True enough. But, at smaller angles of incidence and refraction, a spherical atmosphere would act more like a converging lens than a prism. This means that, in the ‘lens’ region near the optical axis, the light that passes through would not be subject to the dispersion to which you refer. Instead, it creates the exact visual effect that has been attributed to gravity. Of course, focal length comes into play. But if you don’t believe me, look at something through a magnifying glass. And, that effect has nothing to do with either light dispersion, or any chromatic aberration. Simply put, you may not disregard this consideration if you hope to maintain legitimate credibility, in a purely scientific sense.

19. Oct 25, 2005

### Janus

Staff Emeritus
Any optical refraction is subject to chromatic aberration it doesn't have to be a prism. If you look through a cheap simple magnifying glass you will see a slight "rainbow" fringe around objects that is the result of chromatic aberration. The reason you do not see this (or at least it isn't as noticeable) with better made lenses is that they are specially made by layering materials of specifically chosen different refractive indices. With the correct choices, the chromatic aberration of one material offsets the aberration of the other.

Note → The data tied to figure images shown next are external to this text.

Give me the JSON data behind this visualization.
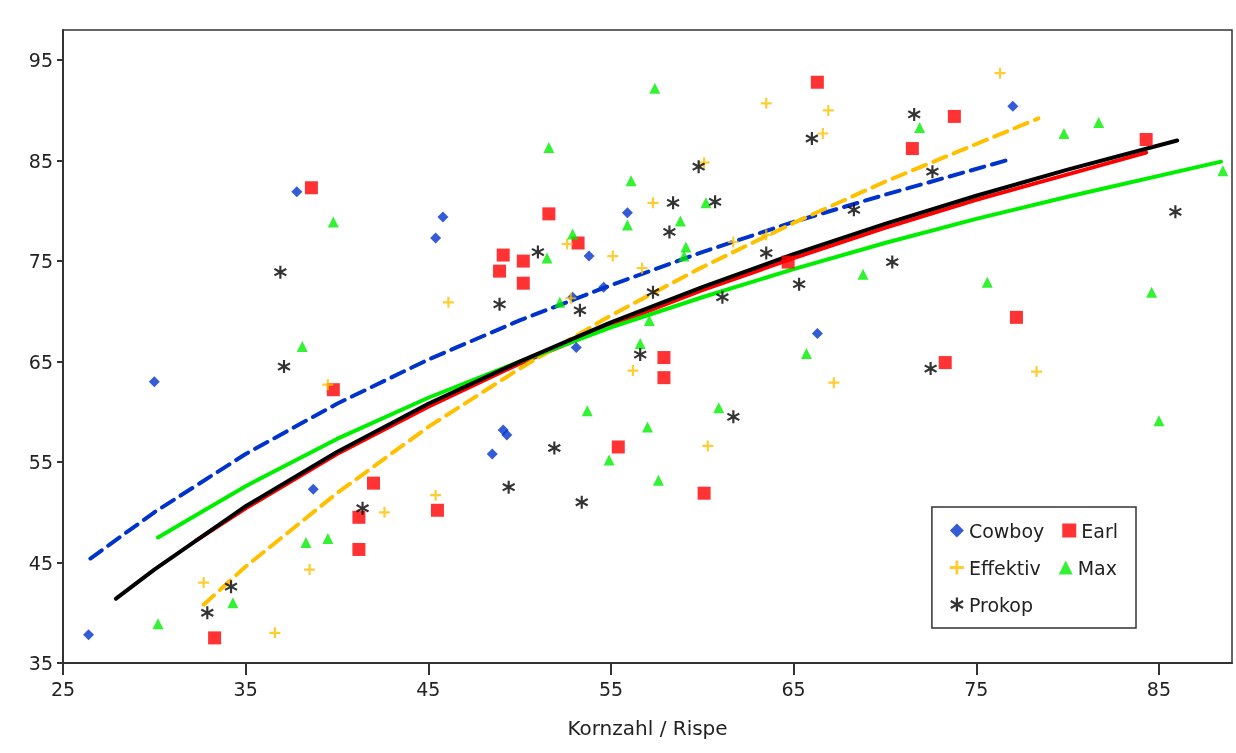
{
  "chart_data": {
    "type": "scatter",
    "xlabel": "Kornzahl / Rispe",
    "xlim": [
      25,
      89
    ],
    "ylim": [
      35,
      98
    ],
    "xticks": [
      25,
      35,
      45,
      55,
      65,
      75,
      85
    ],
    "yticks": [
      35,
      45,
      55,
      65,
      75,
      85,
      95
    ],
    "grid": false,
    "legend": "bottom right",
    "series": [
      {
        "name": "Cowboy",
        "color": "#0033cc",
        "marker": "diamond",
        "x": [
          30.0,
          26.4,
          37.8,
          45.4,
          45.8,
          38.7,
          48.5,
          49.1,
          49.3,
          52.9,
          53.1,
          53.8,
          54.6,
          55.9,
          66.3,
          77.0
        ],
        "values": [
          63.0,
          37.8,
          81.9,
          77.3,
          79.4,
          52.3,
          55.8,
          58.2,
          57.7,
          71.4,
          66.4,
          75.5,
          72.4,
          79.8,
          67.8,
          90.4
        ]
      },
      {
        "name": "Earl",
        "color": "#ff0000",
        "marker": "square",
        "x": [
          38.6,
          66.3,
          51.6,
          53.2,
          49.1,
          50.2,
          48.9,
          50.2,
          64.7,
          57.9,
          57.9,
          55.4,
          60.1,
          39.8,
          42.0,
          41.2,
          45.5,
          41.2,
          33.3,
          73.8,
          71.5,
          84.3,
          77.2,
          73.3
        ],
        "values": [
          82.3,
          92.8,
          79.7,
          76.8,
          75.6,
          75.0,
          74.0,
          72.8,
          74.9,
          65.4,
          63.4,
          56.5,
          51.9,
          62.2,
          52.9,
          49.5,
          50.2,
          46.3,
          37.5,
          89.4,
          86.2,
          87.1,
          69.4,
          64.9
        ]
      },
      {
        "name": "Effektiv",
        "color": "#ffc000",
        "marker": "cross",
        "x": [
          63.5,
          66.9,
          66.6,
          60.1,
          57.3,
          52.6,
          55.1,
          56.7,
          46.1,
          61.7,
          63.5,
          52.8,
          56.2,
          60.3,
          67.2,
          39.5,
          45.4,
          42.6,
          38.5,
          32.7,
          36.6,
          76.3,
          78.3
        ],
        "values": [
          90.7,
          90.0,
          87.7,
          84.8,
          80.8,
          76.7,
          75.5,
          74.3,
          70.9,
          76.9,
          77.6,
          71.3,
          64.1,
          56.6,
          62.9,
          62.7,
          51.7,
          50.0,
          44.3,
          43.0,
          38.0,
          93.7,
          64.0
        ]
      },
      {
        "name": "Max",
        "color": "#00ee00",
        "marker": "triangle",
        "x": [
          57.4,
          51.6,
          56.1,
          55.9,
          52.9,
          58.8,
          60.2,
          59.1,
          59.0,
          51.5,
          52.2,
          57.1,
          56.6,
          65.7,
          53.7,
          57.0,
          54.9,
          57.6,
          60.9,
          39.8,
          38.1,
          38.3,
          39.5,
          34.3,
          30.2,
          71.9,
          79.8,
          81.7,
          88.5,
          68.8,
          75.6,
          84.6,
          85.0
        ],
        "values": [
          92.2,
          86.3,
          83.0,
          78.6,
          77.7,
          79.0,
          80.8,
          76.4,
          75.5,
          75.3,
          70.9,
          69.1,
          66.8,
          65.8,
          60.1,
          58.5,
          55.2,
          53.2,
          60.4,
          78.9,
          66.5,
          47.0,
          47.4,
          41.0,
          38.9,
          88.3,
          87.7,
          88.8,
          84.0,
          73.7,
          72.9,
          71.9,
          59.1
        ]
      },
      {
        "name": "Prokop",
        "color": "#000000",
        "marker": "star",
        "x": [
          36.9,
          66.0,
          59.8,
          58.4,
          60.7,
          58.2,
          51.0,
          48.9,
          53.3,
          57.3,
          63.5,
          65.3,
          61.1,
          56.6,
          71.6,
          72.6,
          68.3,
          85.9,
          70.4,
          72.5,
          61.7,
          51.9,
          49.4,
          53.4,
          37.1,
          41.4,
          34.2,
          32.9
        ],
        "values": [
          73.9,
          87.2,
          84.4,
          80.8,
          80.9,
          77.9,
          75.9,
          70.7,
          70.1,
          71.9,
          75.8,
          72.7,
          71.4,
          65.7,
          89.6,
          83.9,
          80.1,
          79.9,
          74.9,
          64.3,
          59.5,
          56.4,
          52.5,
          51.0,
          64.5,
          50.4,
          42.6,
          40.0
        ]
      },
      {
        "type": "line",
        "color": "#0033cc",
        "line_style": "dashed",
        "marker": "none",
        "x": [
          26.5,
          30,
          35,
          40,
          45,
          50,
          55,
          60,
          65,
          70,
          76.6
        ],
        "values": [
          45.4,
          50.0,
          55.8,
          60.8,
          65.2,
          69.1,
          72.6,
          75.9,
          78.9,
          81.6,
          85.0
        ]
      },
      {
        "type": "line",
        "color": "#ff0000",
        "line_style": "solid",
        "marker": "none",
        "x": [
          32.3,
          35,
          40,
          45,
          50,
          55,
          60,
          65,
          70,
          75,
          84.3
        ],
        "values": [
          47.2,
          50.4,
          55.8,
          60.5,
          64.8,
          68.6,
          72.1,
          75.3,
          78.3,
          81.1,
          85.8
        ]
      },
      {
        "type": "line",
        "color": "#ffc000",
        "line_style": "dashed",
        "marker": "none",
        "x": [
          32.7,
          35,
          40,
          45,
          50,
          55,
          60,
          65,
          70,
          78.4
        ],
        "values": [
          40.8,
          44.6,
          51.9,
          58.5,
          64.3,
          69.6,
          74.4,
          78.8,
          82.9,
          89.2
        ]
      },
      {
        "type": "line",
        "color": "#00ee00",
        "line_style": "solid",
        "marker": "none",
        "x": [
          30.2,
          35,
          40,
          45,
          50,
          55,
          60,
          65,
          70,
          75,
          80,
          88.4
        ],
        "values": [
          47.5,
          52.6,
          57.3,
          61.4,
          65.0,
          68.4,
          71.4,
          74.2,
          76.8,
          79.2,
          81.4,
          84.9
        ]
      },
      {
        "type": "line",
        "color": "#000000",
        "line_style": "solid",
        "marker": "none",
        "x": [
          27.9,
          30,
          35,
          40,
          45,
          50,
          55,
          60,
          65,
          70,
          75,
          80,
          86
        ],
        "values": [
          41.4,
          44.3,
          50.6,
          56.0,
          60.8,
          65.0,
          68.9,
          72.4,
          75.7,
          78.7,
          81.5,
          84.1,
          87.0
        ]
      }
    ]
  }
}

With a spherical atmosphere you are not going to have such specifically chosen materials.

20. Oct 25, 2005

### Staff: Mentor

And people pay lots and lots of money for telescopes that are able to eliminate that aberration.

AEIII, you may be thinking that since a converging lens makes light rays converge, it can't separate colors. But that isn't what is going on: a converging lens brings parallel rays together and focuses them at a point. Spherical aberration causes light rays of different frequencies to come into focus at different distances from the lens.